Die Ingenieure Jörg und Mike Schlaich haben in Bad Cannstatt und in Ditzingen neue Überführungen gebaut. Beide Konstruktionen bestechen, wie immer beim Ingenieurbau made by Schlaich, durch Neuartigkeit, Eleganz und Leichtigkeit.

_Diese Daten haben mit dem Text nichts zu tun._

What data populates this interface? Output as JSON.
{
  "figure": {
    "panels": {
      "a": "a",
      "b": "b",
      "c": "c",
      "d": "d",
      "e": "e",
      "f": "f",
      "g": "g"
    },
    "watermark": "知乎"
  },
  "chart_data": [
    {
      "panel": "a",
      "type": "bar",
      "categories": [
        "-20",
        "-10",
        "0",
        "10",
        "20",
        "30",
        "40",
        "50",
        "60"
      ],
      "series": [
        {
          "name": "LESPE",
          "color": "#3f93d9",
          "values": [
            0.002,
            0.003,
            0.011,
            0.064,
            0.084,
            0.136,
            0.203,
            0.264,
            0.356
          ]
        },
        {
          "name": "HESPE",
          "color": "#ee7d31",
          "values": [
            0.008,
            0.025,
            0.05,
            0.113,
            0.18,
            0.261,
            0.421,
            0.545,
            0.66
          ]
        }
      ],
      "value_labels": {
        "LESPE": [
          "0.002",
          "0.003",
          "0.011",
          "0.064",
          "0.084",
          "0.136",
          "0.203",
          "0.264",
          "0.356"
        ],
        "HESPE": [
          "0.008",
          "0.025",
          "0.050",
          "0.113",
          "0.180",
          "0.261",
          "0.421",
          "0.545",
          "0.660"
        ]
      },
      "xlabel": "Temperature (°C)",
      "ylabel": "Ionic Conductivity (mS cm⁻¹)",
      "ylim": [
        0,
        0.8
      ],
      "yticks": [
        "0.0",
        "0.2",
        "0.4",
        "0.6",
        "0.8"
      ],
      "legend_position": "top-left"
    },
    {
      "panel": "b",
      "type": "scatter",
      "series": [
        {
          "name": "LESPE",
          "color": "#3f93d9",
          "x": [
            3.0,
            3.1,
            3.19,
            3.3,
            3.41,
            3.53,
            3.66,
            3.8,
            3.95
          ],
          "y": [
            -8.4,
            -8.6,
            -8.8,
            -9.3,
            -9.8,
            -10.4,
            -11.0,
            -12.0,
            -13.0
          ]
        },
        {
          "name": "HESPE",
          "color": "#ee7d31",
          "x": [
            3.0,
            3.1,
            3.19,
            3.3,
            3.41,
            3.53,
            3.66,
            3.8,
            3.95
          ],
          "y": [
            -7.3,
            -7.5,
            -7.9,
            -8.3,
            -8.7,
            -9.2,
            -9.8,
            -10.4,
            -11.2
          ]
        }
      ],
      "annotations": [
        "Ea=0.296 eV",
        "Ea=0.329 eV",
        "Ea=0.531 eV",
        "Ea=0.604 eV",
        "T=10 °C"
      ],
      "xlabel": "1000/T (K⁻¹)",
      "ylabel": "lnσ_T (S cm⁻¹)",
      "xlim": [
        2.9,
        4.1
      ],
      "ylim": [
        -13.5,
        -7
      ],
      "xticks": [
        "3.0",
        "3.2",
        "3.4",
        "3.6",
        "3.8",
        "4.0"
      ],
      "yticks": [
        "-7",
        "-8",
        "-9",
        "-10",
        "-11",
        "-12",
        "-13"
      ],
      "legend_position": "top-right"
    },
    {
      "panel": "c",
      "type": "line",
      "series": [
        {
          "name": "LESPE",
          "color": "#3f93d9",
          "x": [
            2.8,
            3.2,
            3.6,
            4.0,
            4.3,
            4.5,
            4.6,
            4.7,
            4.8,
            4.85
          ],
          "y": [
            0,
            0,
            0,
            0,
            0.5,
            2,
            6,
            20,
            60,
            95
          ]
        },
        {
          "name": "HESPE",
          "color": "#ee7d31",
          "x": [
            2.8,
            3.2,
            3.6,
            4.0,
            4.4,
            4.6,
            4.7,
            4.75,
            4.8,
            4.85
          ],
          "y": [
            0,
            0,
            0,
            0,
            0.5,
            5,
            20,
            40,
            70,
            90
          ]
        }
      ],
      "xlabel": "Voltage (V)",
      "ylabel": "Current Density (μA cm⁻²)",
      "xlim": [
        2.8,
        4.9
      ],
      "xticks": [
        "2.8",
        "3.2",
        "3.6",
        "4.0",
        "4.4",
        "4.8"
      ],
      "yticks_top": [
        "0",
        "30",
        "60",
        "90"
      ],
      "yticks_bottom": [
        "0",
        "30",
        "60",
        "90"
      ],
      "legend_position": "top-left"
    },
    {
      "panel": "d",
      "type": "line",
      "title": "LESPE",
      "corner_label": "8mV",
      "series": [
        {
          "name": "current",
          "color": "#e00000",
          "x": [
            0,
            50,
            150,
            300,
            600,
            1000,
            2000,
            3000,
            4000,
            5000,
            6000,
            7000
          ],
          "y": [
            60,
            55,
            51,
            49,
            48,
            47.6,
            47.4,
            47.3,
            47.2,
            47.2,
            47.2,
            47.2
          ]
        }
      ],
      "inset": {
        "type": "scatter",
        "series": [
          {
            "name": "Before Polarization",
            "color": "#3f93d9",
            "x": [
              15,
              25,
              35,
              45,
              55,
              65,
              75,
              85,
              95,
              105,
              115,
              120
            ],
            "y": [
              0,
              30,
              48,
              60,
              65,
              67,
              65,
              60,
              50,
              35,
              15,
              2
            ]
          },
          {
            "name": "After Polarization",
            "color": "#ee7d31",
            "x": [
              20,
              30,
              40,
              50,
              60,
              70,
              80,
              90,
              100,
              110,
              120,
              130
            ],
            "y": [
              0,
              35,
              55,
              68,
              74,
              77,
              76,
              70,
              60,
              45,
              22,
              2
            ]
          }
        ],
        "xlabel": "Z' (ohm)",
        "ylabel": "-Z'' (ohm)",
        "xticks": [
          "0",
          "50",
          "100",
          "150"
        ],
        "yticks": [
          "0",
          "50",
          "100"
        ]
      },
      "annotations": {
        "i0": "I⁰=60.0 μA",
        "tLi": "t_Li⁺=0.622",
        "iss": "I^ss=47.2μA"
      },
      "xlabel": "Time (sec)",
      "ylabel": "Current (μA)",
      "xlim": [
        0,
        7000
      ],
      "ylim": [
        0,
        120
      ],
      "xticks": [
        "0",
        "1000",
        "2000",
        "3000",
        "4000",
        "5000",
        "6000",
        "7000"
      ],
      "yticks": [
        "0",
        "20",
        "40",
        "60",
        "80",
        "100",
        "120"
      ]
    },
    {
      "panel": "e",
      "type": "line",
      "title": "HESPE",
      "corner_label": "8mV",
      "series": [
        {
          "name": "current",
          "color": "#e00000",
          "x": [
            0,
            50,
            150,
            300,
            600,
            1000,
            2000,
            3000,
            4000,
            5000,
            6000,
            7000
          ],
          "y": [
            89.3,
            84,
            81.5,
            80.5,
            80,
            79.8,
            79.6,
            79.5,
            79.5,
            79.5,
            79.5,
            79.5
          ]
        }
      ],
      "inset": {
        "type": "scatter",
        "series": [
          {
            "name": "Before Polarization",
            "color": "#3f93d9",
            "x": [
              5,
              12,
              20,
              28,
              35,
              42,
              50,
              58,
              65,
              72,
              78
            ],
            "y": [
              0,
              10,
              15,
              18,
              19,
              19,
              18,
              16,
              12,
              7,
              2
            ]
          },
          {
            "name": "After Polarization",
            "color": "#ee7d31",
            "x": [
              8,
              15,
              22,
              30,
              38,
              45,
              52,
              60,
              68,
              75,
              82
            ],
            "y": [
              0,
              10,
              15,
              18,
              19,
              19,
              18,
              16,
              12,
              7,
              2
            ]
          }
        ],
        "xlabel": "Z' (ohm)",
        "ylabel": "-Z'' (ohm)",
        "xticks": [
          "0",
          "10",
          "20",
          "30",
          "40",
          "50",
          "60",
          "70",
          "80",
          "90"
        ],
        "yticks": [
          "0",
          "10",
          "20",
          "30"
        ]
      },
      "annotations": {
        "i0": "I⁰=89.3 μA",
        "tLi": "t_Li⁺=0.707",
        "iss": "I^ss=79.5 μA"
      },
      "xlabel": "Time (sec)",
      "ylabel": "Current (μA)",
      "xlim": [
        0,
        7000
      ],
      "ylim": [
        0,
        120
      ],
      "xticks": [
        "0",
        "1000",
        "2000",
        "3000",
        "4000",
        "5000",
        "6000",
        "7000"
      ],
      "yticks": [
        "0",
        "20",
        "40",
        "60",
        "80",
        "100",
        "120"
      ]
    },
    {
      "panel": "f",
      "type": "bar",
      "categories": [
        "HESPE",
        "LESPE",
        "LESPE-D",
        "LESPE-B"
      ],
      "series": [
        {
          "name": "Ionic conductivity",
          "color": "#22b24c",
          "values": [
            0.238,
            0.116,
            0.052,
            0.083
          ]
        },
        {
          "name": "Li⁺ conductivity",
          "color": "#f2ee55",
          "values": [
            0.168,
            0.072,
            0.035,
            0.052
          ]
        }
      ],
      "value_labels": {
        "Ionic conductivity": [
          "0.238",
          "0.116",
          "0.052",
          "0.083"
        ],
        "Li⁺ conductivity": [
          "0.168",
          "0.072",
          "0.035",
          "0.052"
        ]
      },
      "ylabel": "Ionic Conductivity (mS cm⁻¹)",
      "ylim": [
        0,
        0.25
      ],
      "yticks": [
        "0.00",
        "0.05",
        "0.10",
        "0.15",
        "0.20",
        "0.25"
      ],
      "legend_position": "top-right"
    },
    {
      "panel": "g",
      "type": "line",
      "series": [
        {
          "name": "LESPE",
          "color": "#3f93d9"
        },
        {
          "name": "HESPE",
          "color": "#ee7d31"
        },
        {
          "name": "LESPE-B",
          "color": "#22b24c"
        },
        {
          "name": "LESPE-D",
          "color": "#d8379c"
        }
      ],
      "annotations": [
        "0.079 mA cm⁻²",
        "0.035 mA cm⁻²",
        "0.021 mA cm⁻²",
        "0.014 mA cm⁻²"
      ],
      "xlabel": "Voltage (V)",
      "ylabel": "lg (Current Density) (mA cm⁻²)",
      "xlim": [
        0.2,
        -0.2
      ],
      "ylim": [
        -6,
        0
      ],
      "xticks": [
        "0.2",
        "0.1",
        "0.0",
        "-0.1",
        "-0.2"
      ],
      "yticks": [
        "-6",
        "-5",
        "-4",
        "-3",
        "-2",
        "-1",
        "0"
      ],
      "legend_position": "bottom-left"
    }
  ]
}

Stuttgart - Der Bauingenieur Mike Schlaich ist ein Freund schneller Autos. Die neue Fußgängerbrücke, die er im Auftrag von Berthold Leibinger für den Maschinenbauer Trumpf in Ditzingen geplant hat, vergleicht er darum ironisch mit seinem Lamborghini Espada. Abwegig erscheint diese Verwandtschaft keineswegs. Beide, Brücke wie Sportwagen, sind silbrige, ausnehmend schnittige Gebilde. Aber dann hört die Ähnlichkeit auch schon auf, denn während es sich bei dem Italoflitzer um einen Oldtimer Jahrgang 1977 handelt, ist die Brücke technisch und konstruktiv so neuartig, wie sich der vor Kurzem verstorbene Firmenpatriarch Leibinger diese Überführung auf dem Werksgelände des Unternehmens gewünscht hatte. Selbst das ungeschulte Auge erkennt: So ein filigranes, minimalistisches und dabei zauberisches Brückchen hat die Welt noch nicht gesehen.

 

Mit diesen Eigenschaften steht der Ditzinger Steg zugleich ganz in der Tradition des Ingenieurbaus made in Stuttgart und speziell des Ingenieurbaus made by Schlaich. Ausgezeichnet hat sich dieser von Anfang an durch seine filigranen, materialsparenden, wegweisenden und dabei ästhetisch ansprechenden Konstruktionen. Davon zeugt als jüngste von zahlreichen Schlaich-Brücken in Stuttgart und als schwergewichtiges Kontrastprogramm zur Minibrücke bei Trumpf auch die Eisenbahnbrücke über den Neckar in Bad Cannstatt, die gerade ihrer Vollendung entgegengeht. Konzipiert wurde sie noch von Mike Schlaichs Vater Jörg Schlaich, Doyen der Stuttgarter Ingenieurbauschule, der mit seinem Entwurf einer innovativen Stahlsegelbrücke den Wettbewerb von 1998 gewann. Dass die Realisierung nun mit reichlich Verspätung erfolgt, liegt vielleicht in der Natur der Deutschen Bahn. Grund ist aber auch – das räumen die Ingenieure bei Schlaich, Bergermann und Partner ein –, dass dieses Projekt so jenseits aller Normen bei der DB lag, dass es erst einmal zeitaufwendige Prüfverfahren durchlaufen musste.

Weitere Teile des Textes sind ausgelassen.